Terma keadilan untuk semua (justice for all), sungguh bukan sesuatu baru. Ada sudah dibicarakan sejak 24 abad yang lalu. Para filsuf dan intelektual pun berdebat sepanjang sejarah tentang apa yang disebut keadilan. Sekitar 2.400 tahun silam, Socrates mendefinisikan keadilan sebagai kebajikan. Adil bukan hanya tentang perbuatan bijak seseorang, melainkan juga perbuatan dengan kesadaran bahwa apa yang dilakukan adalah sebuah kebaikan. Pandangan Socrates ini disebut sebagai “etika eudaimonia”. Selama beberapa abad, aliran Eudaimonisme mendominasi filsafat moral. Di era modern, filsafat moral yang sebelumnya membahas individu bertransformasi menjadi pembahasan tentang perilaku negara.

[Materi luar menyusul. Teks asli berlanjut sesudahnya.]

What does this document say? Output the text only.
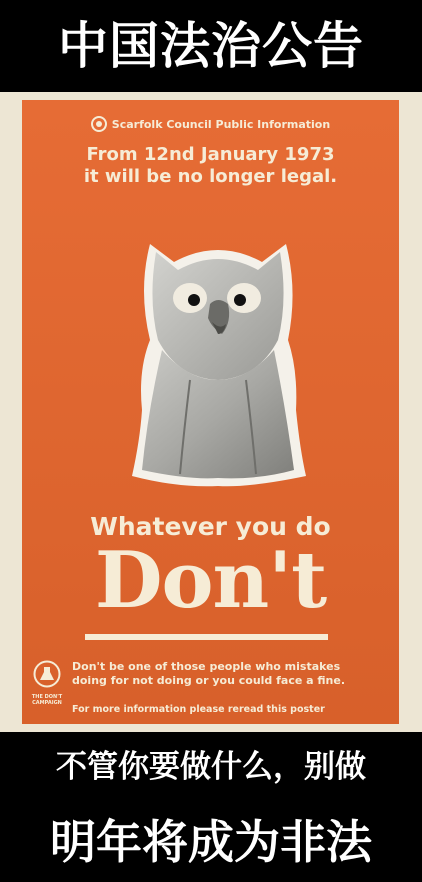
中国法治公告
Scarfolk Council Public Information
From 12nd January 1973
it will be no longer legal.
Whatever you do
Don't
THE DON'T
CAMPAIGN
Don't be one of those people who mistakes
doing for not doing or you could face a fine.
For more information please reread this poster
不管你要做什么，别做
明年将成为非法
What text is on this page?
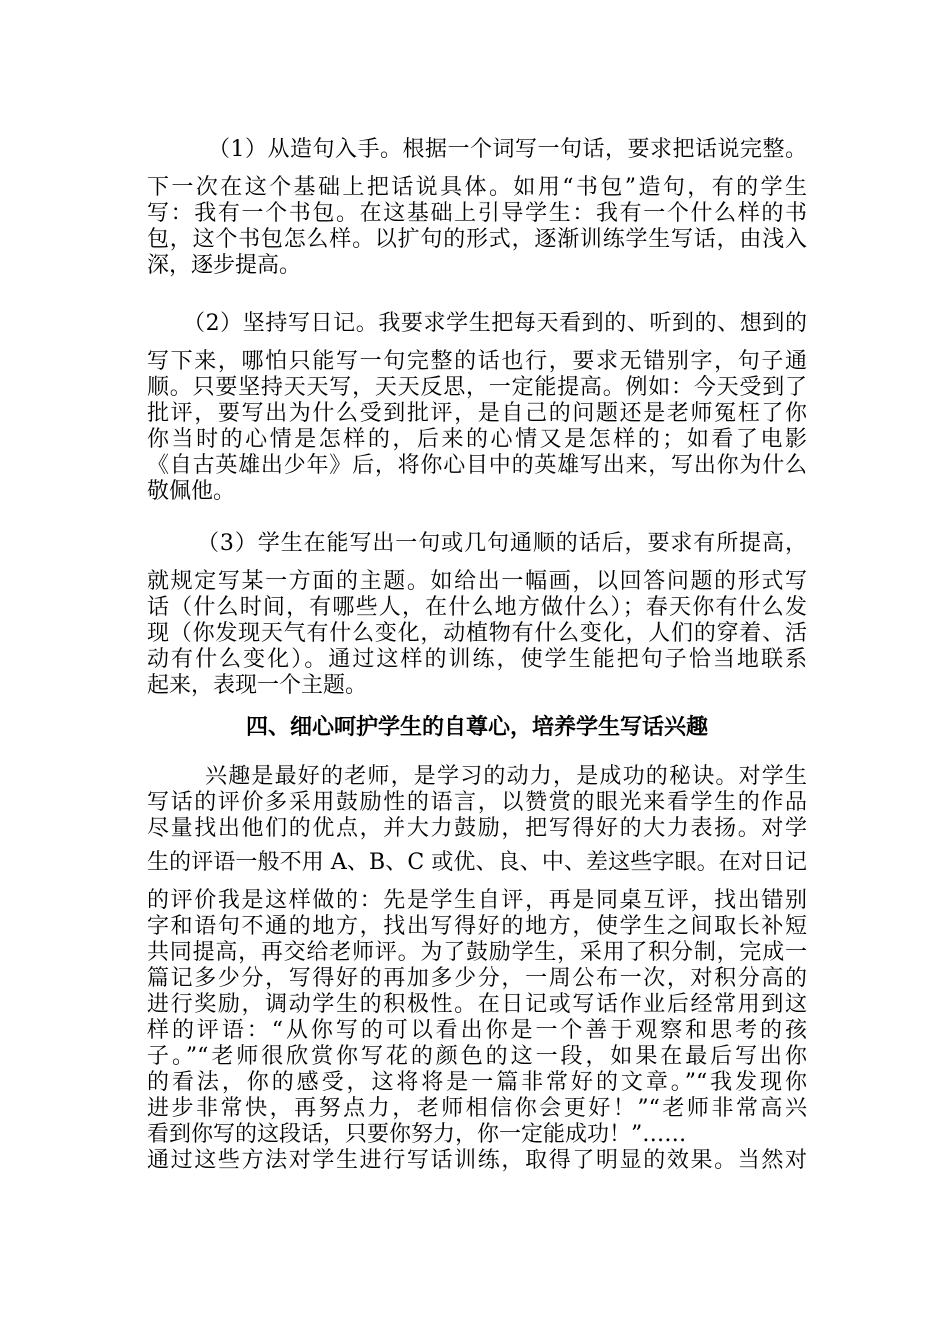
（1）从造句入手。根据一个词写一句话，要求把话说完整。
下一次在这个基础上把话说具体。如用“书包”造句，有的学生
写：我有一个书包。在这基础上引导学生：我有一个什么样的书
包，这个书包怎么样。以扩句的形式，逐渐训练学生写话，由浅入
深，逐步提高。
（2）坚持写日记。我要求学生把每天看到的、听到的、想到的
写下来，哪怕只能写一句完整的话也行，要求无错别字，句子通
顺。只要坚持天天写，天天反思，一定能提高。例如：今天受到了
批评，要写出为什么受到批评，是自己的问题还是老师冤枉了你
你当时的心情是怎样的，后来的心情又是怎样的；如看了电影
《自古英雄出少年》后，将你心目中的英雄写出来，写出你为什么
敬佩他。
（3）学生在能写出一句或几句通顺的话后，要求有所提高，
就规定写某一方面的主题。如给出一幅画，以回答问题的形式写
话（什么时间，有哪些人，在什么地方做什么）；春天你有什么发
现（你发现天气有什么变化，动植物有什么变化，人们的穿着、活
动有什么变化）。通过这样的训练，使学生能把句子恰当地联系
起来，表现一个主题。
四、细心呵护学生的自尊心，培养学生写话兴趣
兴趣是最好的老师，是学习的动力，是成功的秘诀。对学生
写话的评价多采用鼓励性的语言，以赞赏的眼光来看学生的作品
尽量找出他们的优点，并大力鼓励，把写得好的大力表扬。对学
生的评语一般不用 A、B、C 或优、良、中、差这些字眼。在对日记
的评价我是这样做的：先是学生自评，再是同桌互评，找出错别
字和语句不通的地方，找出写得好的地方，使学生之间取长补短
共同提高，再交给老师评。为了鼓励学生，采用了积分制，完成一
篇记多少分，写得好的再加多少分，一周公布一次，对积分高的
进行奖励，调动学生的积极性。在日记或写话作业后经常用到这
样的评语：“从你写的可以看出你是一个善于观察和思考的孩
子。”“老师很欣赏你写花的颜色的这一段，如果在最后写出你
的看法，你的感受，这将将是一篇非常好的文章。”“我发现你
进步非常快，再努点力，老师相信你会更好！”“老师非常高兴
看到你写的这段话，只要你努力，你一定能成功！”……
通过这些方法对学生进行写话训练，取得了明显的效果。当然对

Dilema-dilema moral yang didiskusikan bukan lagi –atau bukan hanya—tentang keputusan seseorang untuk dirinya, melainkan bagaimana keputusan itu berdampak bagi orang banyak (Assyaukanie, 2024).

Dalam artikel yang lain, soal keadilan juga disebutkan sangat penting. Di dalam filsafat, keadilan merupakan salah satu persoalan mendasar. Keadilan merupakan salah satu jenis nilai yang bersifat abstrak sehingga sulit untuk diukur. Pemahaman akan keadilan hanya dapat diperoleh dengan menjadikannya sebagai perwujudan hukum. Sarana pemenuhan keadilan di masyarakat, umumnya melalui sistem peradilan yang tidak tebang pilih. Dalam konteks ini, penegakan nilai keadilan kepada seluruh manusia juga merupakan salah satu misi suci dari agama. Islam jelas sekali menekankan keadilan dalam hukum. Meski kepada musuh sekalipun, harus menerima keadilan (Ziadi, 2022).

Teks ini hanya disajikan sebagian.